A quick shoutout to the Clojure Community - thanks for the way you've all 
contributed to make my life (mentally) richer. 

James Reeves (author of Compojure and many other wonderful libraries) made 
this interesting comment on Hacker News:
> Clojure has libraries that implement monads, but these aren't often used 
for threading state. I can't quite place my finger on why, but in Clojure I 
rarely find myself reaching for something like the state monad, as I would 
in Haskell.

>Clojure tends to view mutability as a concurrency problem, and the tools 
it provides to deal with mutability, such as atoms, refs, agents, channels 
and so forth, are not mechanisms to avoid mutation, as to provide various 
guarantees that restrict it in some fashion.

>It might be that in the cases where I'd use a state monad in Haskell, in 
Clojure I might instead use an atom.

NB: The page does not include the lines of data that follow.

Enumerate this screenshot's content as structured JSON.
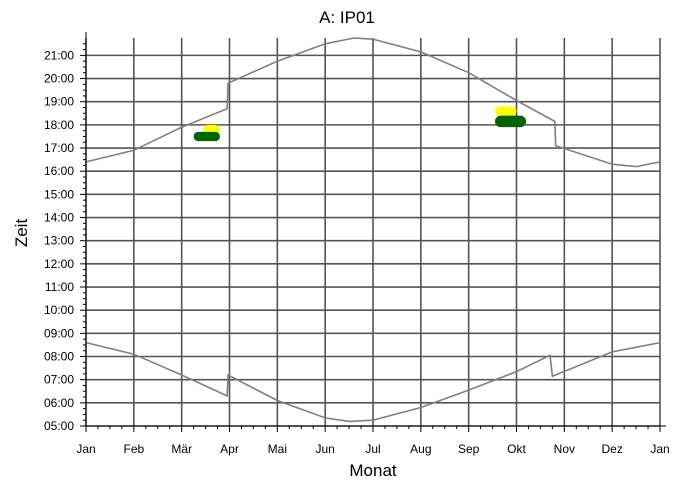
{
  "chart_data": {
    "type": "line",
    "title": "A: IP01",
    "xlabel": "Monat",
    "ylabel": "Zeit",
    "x_ticks": [
      "Jan",
      "Feb",
      "Mär",
      "Apr",
      "Mai",
      "Jun",
      "Jul",
      "Aug",
      "Sep",
      "Okt",
      "Nov",
      "Dez",
      "Jan"
    ],
    "y_ticks": [
      "05:00",
      "06:00",
      "07:00",
      "08:00",
      "09:00",
      "10:00",
      "11:00",
      "12:00",
      "13:00",
      "14:00",
      "15:00",
      "16:00",
      "17:00",
      "18:00",
      "19:00",
      "20:00",
      "21:00"
    ],
    "xlim": [
      0,
      12
    ],
    "ylim": [
      5.0,
      21.75
    ],
    "grid": true,
    "series": [
      {
        "color": "#808080",
        "points": [
          [
            0,
            16.4
          ],
          [
            1,
            16.9
          ],
          [
            2,
            17.9
          ],
          [
            2.95,
            18.7
          ],
          [
            2.97,
            19.8
          ],
          [
            4,
            20.75
          ],
          [
            5,
            21.5
          ],
          [
            5.6,
            21.75
          ],
          [
            6,
            21.7
          ],
          [
            7,
            21.15
          ],
          [
            8,
            20.25
          ],
          [
            9,
            19.05
          ],
          [
            9.8,
            18.15
          ],
          [
            9.82,
            17.1
          ],
          [
            11,
            16.3
          ],
          [
            11.5,
            16.2
          ],
          [
            12,
            16.4
          ]
        ]
      },
      {
        "color": "#808080",
        "points": [
          [
            0,
            8.6
          ],
          [
            1,
            8.1
          ],
          [
            2,
            7.2
          ],
          [
            2.95,
            6.3
          ],
          [
            2.97,
            7.2
          ],
          [
            4,
            6.1
          ],
          [
            5,
            5.35
          ],
          [
            5.5,
            5.2
          ],
          [
            6,
            5.25
          ],
          [
            7,
            5.8
          ],
          [
            8,
            6.55
          ],
          [
            9,
            7.35
          ],
          [
            9.7,
            8.05
          ],
          [
            9.75,
            7.15
          ],
          [
            11,
            8.2
          ],
          [
            12,
            8.6
          ]
        ]
      }
    ],
    "markers": [
      {
        "color": "#ffff00",
        "x": [
          2.45,
          2.8
        ],
        "y": [
          17.6,
          18.0
        ]
      },
      {
        "color": "#006400",
        "x": [
          2.25,
          2.8
        ],
        "y": [
          17.3,
          17.7
        ]
      },
      {
        "color": "#ffff00",
        "x": [
          8.55,
          9.0
        ],
        "y": [
          18.4,
          18.8
        ]
      },
      {
        "color": "#006400",
        "x": [
          8.55,
          9.2
        ],
        "y": [
          17.9,
          18.4
        ]
      }
    ]
  }
}
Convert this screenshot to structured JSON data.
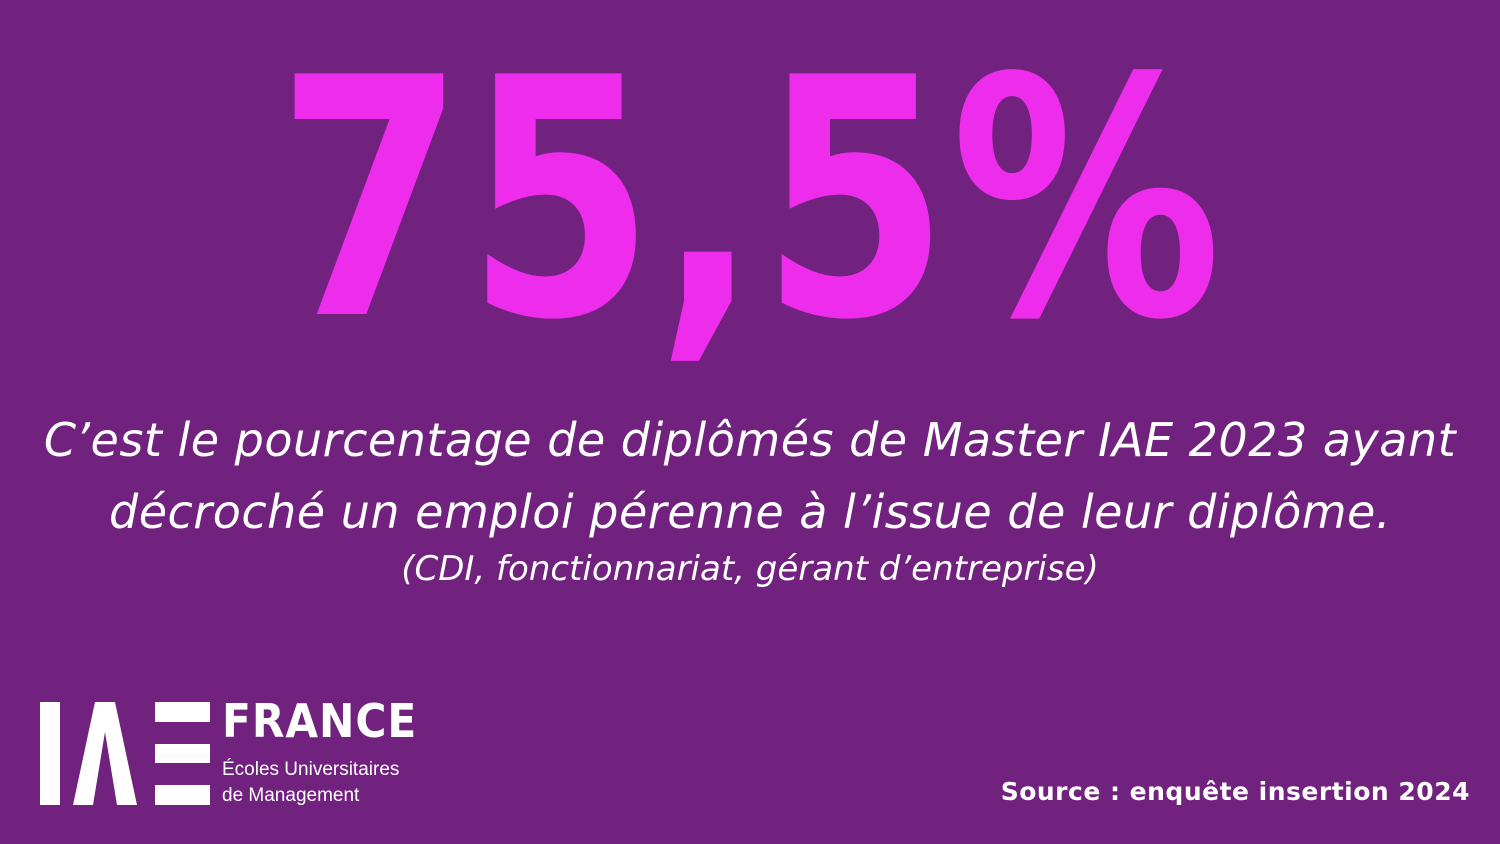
{
  "headline": {
    "value": "75,5%"
  },
  "caption": {
    "line1": "C’est le pourcentage de diplômés de Master IAE 2023 ayant",
    "line2": "décroché un emploi pérenne à l’issue de leur diplôme.",
    "note": "(CDI, fonctionnariat, gérant d’entreprise)"
  },
  "logo": {
    "mark_text": "IAE",
    "brand": "FRANCE",
    "subtitle_line1": "Écoles Universitaires",
    "subtitle_line2": "de Management"
  },
  "source": "Source : enquête insertion 2024",
  "colors": {
    "background": "#71217e",
    "accent": "#ee2cec",
    "text": "#ffffff"
  }
}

They're in no way equivalent, but they 
have some overlapping use-cases.

https://news.ycombinator.com/item?id=7751424

My question is - have other Clojure/Haskell programmers had this 
experience? (ie "I rarely find myself reaching for something like the state 
monad"). I'm interested to hear if so, and why. 

JG

PS If this post is unhelpful, could be worded better - please let me know. 
I'm asking out of curiosity, not with intent to troll.